To: Paul Senior who wrote (3675)3/27/1998 11:50:00 AM
From: Terrapin  Read Replies (1) | Respond to of 78666
 
Hi Paul,

"you are implying that everyone else is doing value investing (esp. portfolio rebalancing) incorrectly? "

I've read and re-read Paul Levy's post and, frankly I don't see this. I'm still on the learning curve here but my understanding of value investing was to determine a present value, sell when it reaches full or fair value and to include the tax rate when you determine when to sell. I know I'm not telling you anything you don't already know but I didn't understand your response to Paul's post.



To: Paul Senior who wrote (3675)3/27/1998 12:13:00 PM
From: Chuzzlewit  Respond to of 78666
 
Paul, if you are a value investor, then presumably you have a way of calculating value. In general there are two approaches:

You could look at the balance sheet and restate the assets according to current market conditions and then compare the net worth per share to the market price per share.

The second approach is to estimate the the risk-adjusted present value of the free cash flows. This is essentially the approach taken by Value-Line without explicitly telling us how they do it.

Any other method is a surrogate for one of the two methods above. For example, if you study a company a great deal you may come to the conclusion that its leverage is too great and you are uncomfortable with it. Well, obviously that is only one inputt that would be used by the present value approach as an adjustment to the discount rate. If you think about it you'll see that all of the frequently used heuristics of value investing are really manifestations of the components of either valuation model.

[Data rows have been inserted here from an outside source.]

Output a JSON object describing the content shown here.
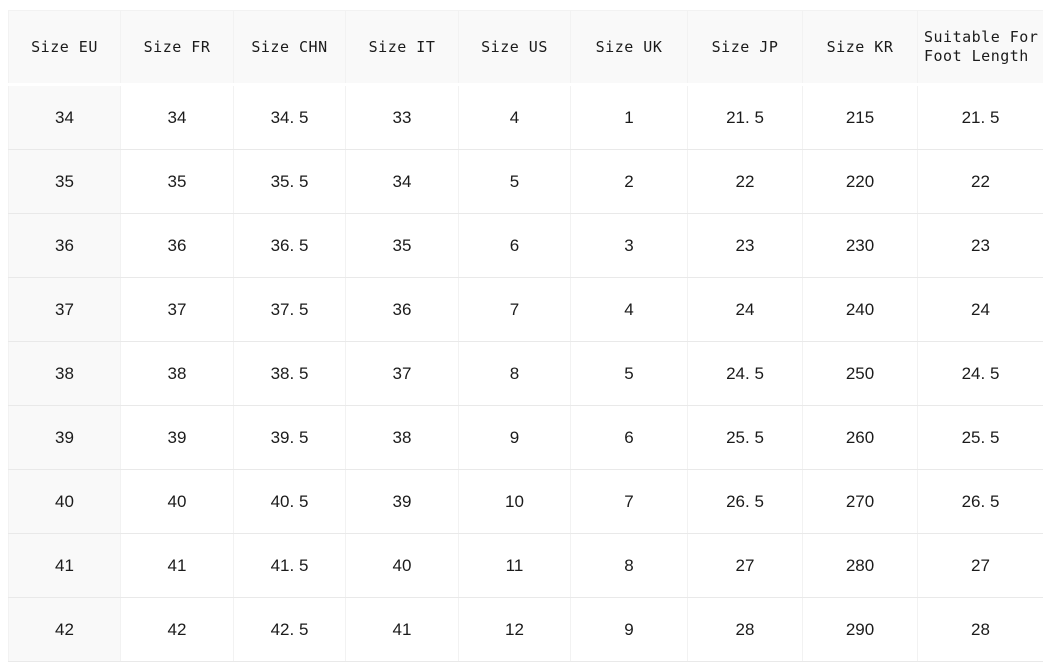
{
  "table": {
    "columns": [
      {
        "key": "eu",
        "label": "Size EU"
      },
      {
        "key": "fr",
        "label": "Size FR"
      },
      {
        "key": "chn",
        "label": "Size CHN"
      },
      {
        "key": "it",
        "label": "Size IT"
      },
      {
        "key": "us",
        "label": "Size US"
      },
      {
        "key": "uk",
        "label": "Size UK"
      },
      {
        "key": "jp",
        "label": "Size JP"
      },
      {
        "key": "kr",
        "label": "Size KR"
      },
      {
        "key": "foot",
        "label": "Suitable For Foot Length",
        "label_line1": "Suitable For",
        "label_line2": "Foot Length"
      }
    ],
    "rows": [
      [
        "34",
        "34",
        "34. 5",
        "33",
        "4",
        "1",
        "21. 5",
        "215",
        "21. 5"
      ],
      [
        "35",
        "35",
        "35. 5",
        "34",
        "5",
        "2",
        "22",
        "220",
        "22"
      ],
      [
        "36",
        "36",
        "36. 5",
        "35",
        "6",
        "3",
        "23",
        "230",
        "23"
      ],
      [
        "37",
        "37",
        "37. 5",
        "36",
        "7",
        "4",
        "24",
        "240",
        "24"
      ],
      [
        "38",
        "38",
        "38. 5",
        "37",
        "8",
        "5",
        "24. 5",
        "250",
        "24. 5"
      ],
      [
        "39",
        "39",
        "39. 5",
        "38",
        "9",
        "6",
        "25. 5",
        "260",
        "25. 5"
      ],
      [
        "40",
        "40",
        "40. 5",
        "39",
        "10",
        "7",
        "26. 5",
        "270",
        "26. 5"
      ],
      [
        "41",
        "41",
        "41. 5",
        "40",
        "11",
        "8",
        "27",
        "280",
        "27"
      ],
      [
        "42",
        "42",
        "42. 5",
        "41",
        "12",
        "9",
        "28",
        "290",
        "28"
      ]
    ]
  },
  "colors": {
    "page_background": "#ffffff",
    "header_background": "#f9f9f9",
    "row_header_background": "#f9f9f9",
    "cell_background": "#ffffff",
    "grid_line_vertical": "#f2f2f2",
    "grid_line_horizontal": "#e9e9e9",
    "text": "#1b1b1b"
  }
}
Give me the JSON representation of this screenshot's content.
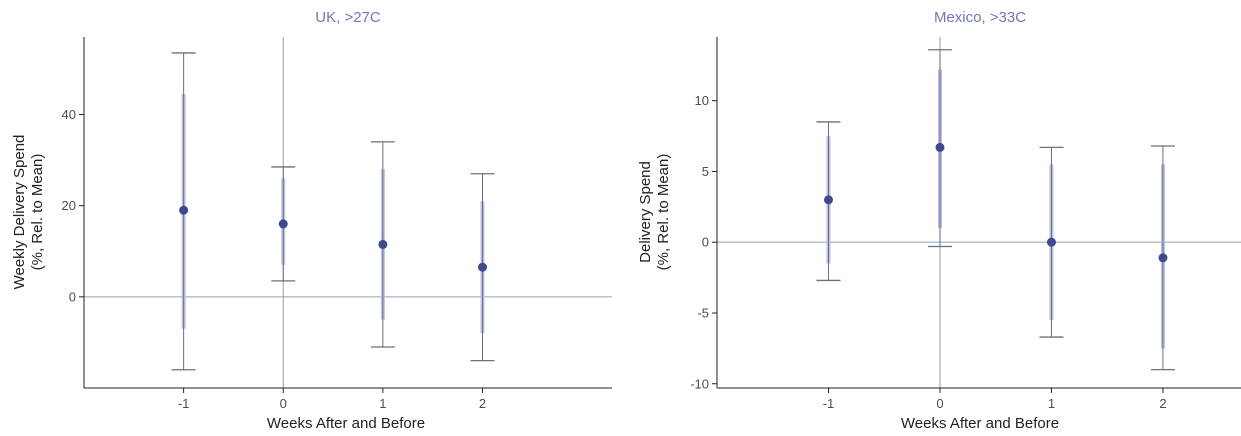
{
  "colors": {
    "title": "#6f78b8",
    "point": "#3d4a8c",
    "thick_band": "#b9c2e2",
    "whisker": "#6b6f80",
    "axis": "#222222",
    "zero_line": "#b9c6cf",
    "vline": "#9a9a9a"
  },
  "chart_data": [
    {
      "type": "scatter",
      "title": "UK, >27C",
      "xlabel": "Weeks After and Before",
      "ylabel_line1": "Weekly Delivery Spend",
      "ylabel_line2": "(%, Rel. to Mean)",
      "x": [
        -1,
        0,
        1,
        2
      ],
      "x_tick_labels": [
        "-1",
        "0",
        "1",
        "2"
      ],
      "xlim": [
        -2,
        3.3
      ],
      "ylim": [
        -20,
        57
      ],
      "y_ticks": [
        0,
        20,
        40
      ],
      "y_tick_labels": [
        "0",
        "20",
        "40"
      ],
      "estimate": [
        19,
        16,
        11.5,
        6.5
      ],
      "ci_low": [
        -16,
        3.5,
        -11,
        -14
      ],
      "ci_high": [
        53.5,
        28.5,
        34,
        27
      ],
      "band_low": [
        -7,
        7,
        -5,
        -8
      ],
      "band_high": [
        44.5,
        26,
        28,
        21
      ],
      "reference_line_y": 0,
      "reference_line_x": 0
    },
    {
      "type": "scatter",
      "title": "Mexico, >33C",
      "xlabel": "Weeks After and Before",
      "ylabel_line1": "Delivery Spend",
      "ylabel_line2": "(%, Rel. to Mean)",
      "x": [
        -1,
        0,
        1,
        2
      ],
      "x_tick_labels": [
        "-1",
        "0",
        "1",
        "2"
      ],
      "xlim": [
        -2,
        2.7
      ],
      "ylim": [
        -10.3,
        14.5
      ],
      "y_ticks": [
        -10,
        -5,
        0,
        5,
        10
      ],
      "y_tick_labels": [
        "-10",
        "-5",
        "0",
        "5",
        "10"
      ],
      "estimate": [
        3,
        6.7,
        0,
        -1.1
      ],
      "ci_low": [
        -2.7,
        -0.3,
        -6.7,
        -9
      ],
      "ci_high": [
        8.5,
        13.6,
        6.7,
        6.8
      ],
      "band_low": [
        -1.5,
        1,
        -5.5,
        -7.5
      ],
      "band_high": [
        7.5,
        12.2,
        5.5,
        5.5
      ],
      "reference_line_y": 0,
      "reference_line_x": 0
    }
  ]
}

I wouldn't dare to suggest that you are investing incorrectly, but I would suggest that if your buy/sell decision is based on "value" that you have some way of quantifying "value". Once you quantify value the portfolio balancing exercise is straight forward.

Finally, let me point out that those "target" numbers that brokerage houses are so fond of publishing are value estimations (albeit set in the future).